Os distintos sistemas orgânicos também vivem em um equilíbrio integrado entre eles mesmos. O sistema nervoso entérico possui um diálogo bidirecional com o cérebro por meio das vias simpáticas e parassimpáticas as quais integram o assim denominado eixo cérebro-intestino. O estresse, definido como uma ameaça aguda à homeostase pode levar a inflamação, aumento da permeabilidade intestinal, hipersensibilidade visceral e dismotilidade (Hart e cols., Aliment Pharmacol Ther 16:2017-28,2002). Estressantes físicos e psicológicos geralmente estão envolvidos na instalação bem como na modulação dos sintomas da SII. O estresse pode provocar ativação dos mastócitos e sua degranulação, com a correspondente liberação de mediadores químicos, os quais alteram a resposta motora intestinal e mesmo sua capacidade de percepção visceral, através do seu efeito sobre os nervos entéricos e as células dos músculos lisos. Os mastócitos se constituem na via final comum dos vários mecanismos sensibilizantes do trato gastrointestinal tais como o estresse, alergias alimentares e infecções. Tudo indica que todos estes mecanismos fisiopatogênicos moleculares estariam envolvidos no desencadeamento do chamado estresse relacionado ao colégio, oferecendo desta forma uma explicação para os episódios de dor abdominal e outras manifestações somáticas tão frequentemente observadas nas crianças em idade escolar durante o período letivo do ano.
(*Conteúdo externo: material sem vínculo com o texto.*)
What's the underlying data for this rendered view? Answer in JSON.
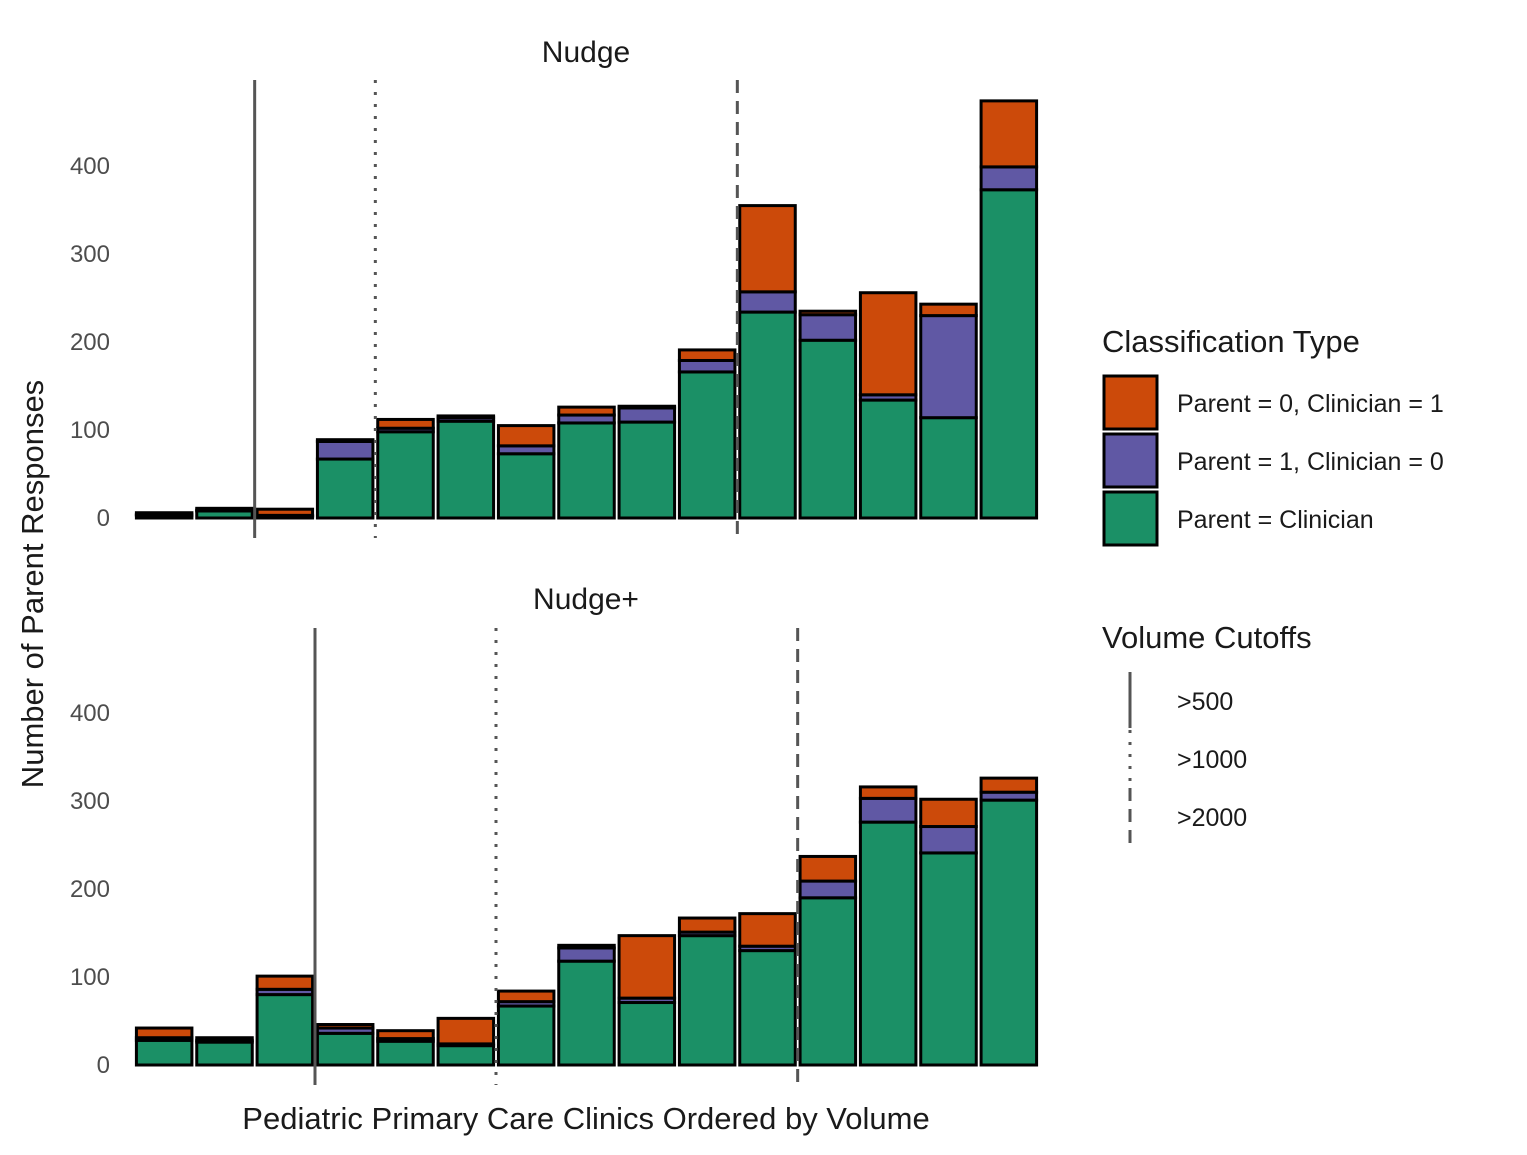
{
  "colors": {
    "parent_clinician": "#1b9066",
    "parent1_clinician0": "#6058a4",
    "parent0_clinician1": "#cc4a0a",
    "cutoff_line": "#555555",
    "bar_outline": "#000000"
  },
  "chart_data": {
    "type": "bar",
    "stacked": true,
    "xlabel": "Pediatric Primary Care Clinics Ordered by Volume",
    "ylabel": "Number of Parent Responses",
    "ylim": [
      0,
      495
    ],
    "yticks": [
      0,
      100,
      200,
      300,
      400
    ],
    "legend": {
      "title": "Classification Type",
      "entries": [
        {
          "key": "p0c1",
          "label": "Parent = 0, Clinician = 1"
        },
        {
          "key": "p1c0",
          "label": "Parent = 1, Clinician = 0"
        },
        {
          "key": "same",
          "label": "Parent = Clinician"
        }
      ]
    },
    "cutoff_legend": {
      "title": "Volume Cutoffs",
      "entries": [
        {
          "style": "solid",
          "label": ">500"
        },
        {
          "style": "dotted",
          "label": ">1000"
        },
        {
          "style": "dashed",
          "label": ">2000"
        }
      ]
    },
    "panels": [
      {
        "title": "Nudge",
        "cutoffs": [
          {
            "style": "solid",
            "after_clinic": 2
          },
          {
            "style": "dotted",
            "after_clinic": 4
          },
          {
            "style": "dashed",
            "after_clinic": 10
          }
        ],
        "series": [
          {
            "name": "Parent = Clinician",
            "key": "same",
            "values": [
              3,
              8,
              2,
              67,
              98,
              110,
              73,
              108,
              109,
              166,
              234,
              202,
              134,
              114,
              373
            ]
          },
          {
            "name": "Parent = 1, Clinician = 0",
            "key": "p1c0",
            "values": [
              1,
              1,
              1,
              20,
              4,
              4,
              9,
              9,
              16,
              13,
              23,
              29,
              6,
              116,
              26
            ]
          },
          {
            "name": "Parent = 0, Clinician = 1",
            "key": "p0c1",
            "values": [
              2,
              2,
              7,
              2,
              10,
              2,
              23,
              9,
              2,
              12,
              98,
              4,
              116,
              13,
              75
            ]
          }
        ]
      },
      {
        "title": "Nudge+",
        "cutoffs": [
          {
            "style": "solid",
            "after_clinic": 3
          },
          {
            "style": "dotted",
            "after_clinic": 6
          },
          {
            "style": "dashed",
            "after_clinic": 11
          }
        ],
        "series": [
          {
            "name": "Parent = Clinician",
            "key": "same",
            "values": [
              28,
              26,
              80,
              36,
              27,
              22,
              67,
              118,
              71,
              147,
              130,
              190,
              276,
              241,
              301
            ]
          },
          {
            "name": "Parent = 1, Clinician = 0",
            "key": "p1c0",
            "values": [
              3,
              2,
              6,
              6,
              3,
              2,
              5,
              15,
              5,
              4,
              5,
              19,
              27,
              30,
              9
            ]
          },
          {
            "name": "Parent = 0, Clinician = 1",
            "key": "p0c1",
            "values": [
              11,
              3,
              15,
              4,
              9,
              29,
              12,
              3,
              71,
              16,
              37,
              28,
              13,
              31,
              16
            ]
          }
        ]
      }
    ]
  }
}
Um possível efeito dos hormônios juntamente com uma importante sustentação ambiental também deve ser levado em conta. Por exemplo, a produção da Melatonina ilustra de maneira bastante nítida a integração entre os ecosistemas e os sistemas orgânicos. A Melatonina, que inicialmente pensou-se encontrar apenas na glândula pineal, também foi demonstrada estar presente em concentrações muito mais elevadas na mucosa intestinal, principalmente nas células enterocromafins. Os níveis séricos da Melatonina variam de acordo com o ciclo da luz do dia e da temperatura do meio ambiente (ecosistema exterior). A Melatonina também é produzida pela flora intestinal e sua concentração no intestino é modulada pelos alimentos ingeridos (ecosistema interno). Inúmeros estudos têm demonstrado um importante efeito da Melatonina sobre a função gastrointestinal (Konturek e cols., J Physiol Pharmacol 58:381-405,2006). A Melatonina afeta o ciclo circadiano, possui uma atividade anti-oxidante e protetora das células, bem como um efeito anti-inflamatório. A Melatonina também regula a motilidade e a sensibilidade intestinal, fatores transcendentes na patogênese da SII. Inúmeros ensaios clínicos já demonstraram o papel benéfico desempenhado pela Melatonina no tratamento da SII e da dispepsia (Lu e cols., Liment Pharmacol ther 22:927-34,2005)). A Melatonina igualmente tem sido empregada no tratamento das cefaléias e da dor abdominal crônica, as quais, como se sabe, são entidades clínicas com uma forte característica de envolvimento biopsicosocial.
No nosso próximo encontro continuarei a discutir as mais variadas nuances e os novos conhecimentos deste excitante problema que afeta um sem número de crianças em todo o globo terrestre.